In September 2017, my aunt, granddaughter of my great-great uncle Francisco, her daughter, with her husband, and I embarked on a trip.
We went to Mauthausen and these were my feelings:
MAUTHAUSEN, extermination camp, you cannot bear the tears that flow slowly down your cheeks. You try to pretend, but everytime you go inside and think about what you have seen, what they tell you and what they had experienced, it is impossible to endure.
For him, we planned this journey.
We wanted to see with our own eyes where he was held.
We pass through those doors where they put everyone and made them take off their clothes. With hairs on end and shivering because you are feeling something which you do not know how to explain.

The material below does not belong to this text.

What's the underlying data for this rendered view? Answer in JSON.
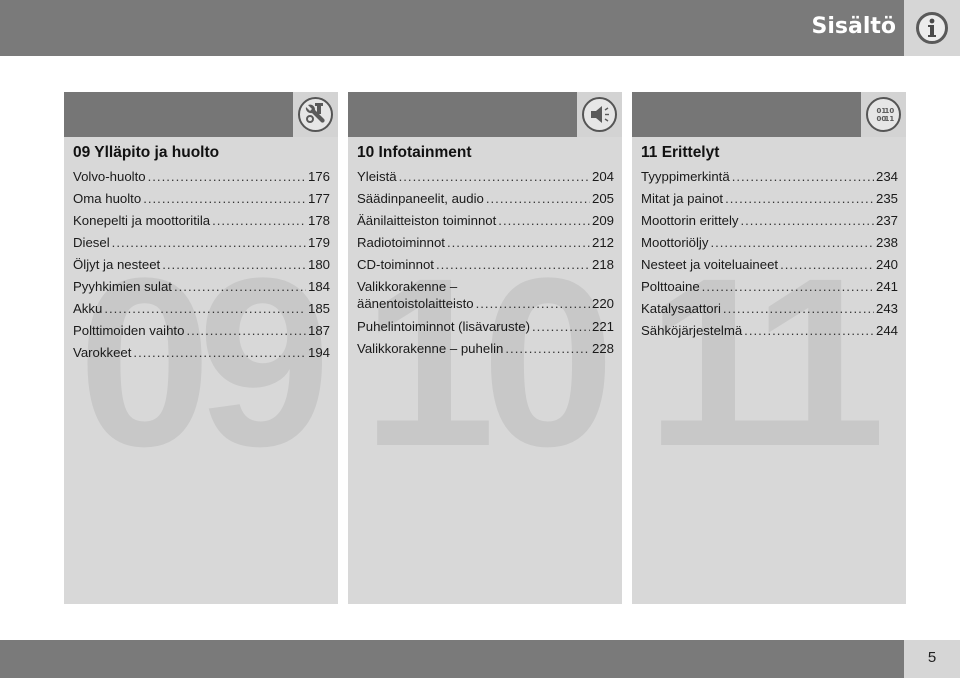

We take photos and videos of everything. We do not want to leave anything out. We want to take back a valuable memory of where he spent the last years of life.
We went over to another site where we could see several living quarters, three of them, on which there were the numbers, 11, 12 and 13. They told us that it was here they kept the Spaniards. There were over 2000 people.
I went towards one of those quarters, number 11. As I approached, I was preparing myself to climb the wooden stairs.
I leaned over very slowly to look inside to see what it was like and to imagine how bad things were there.
I entered slowly. It made me shiver terribly. It gave me goose pimples. The smell, the smell which we breathed in was as if they were still there.
A smell of sickness from the bad treatment they received; their open wounds from the torture inflicted on them daily.
Sensing all this, I could imagine the suffering that, like his companions, my great-great uncle had gone through.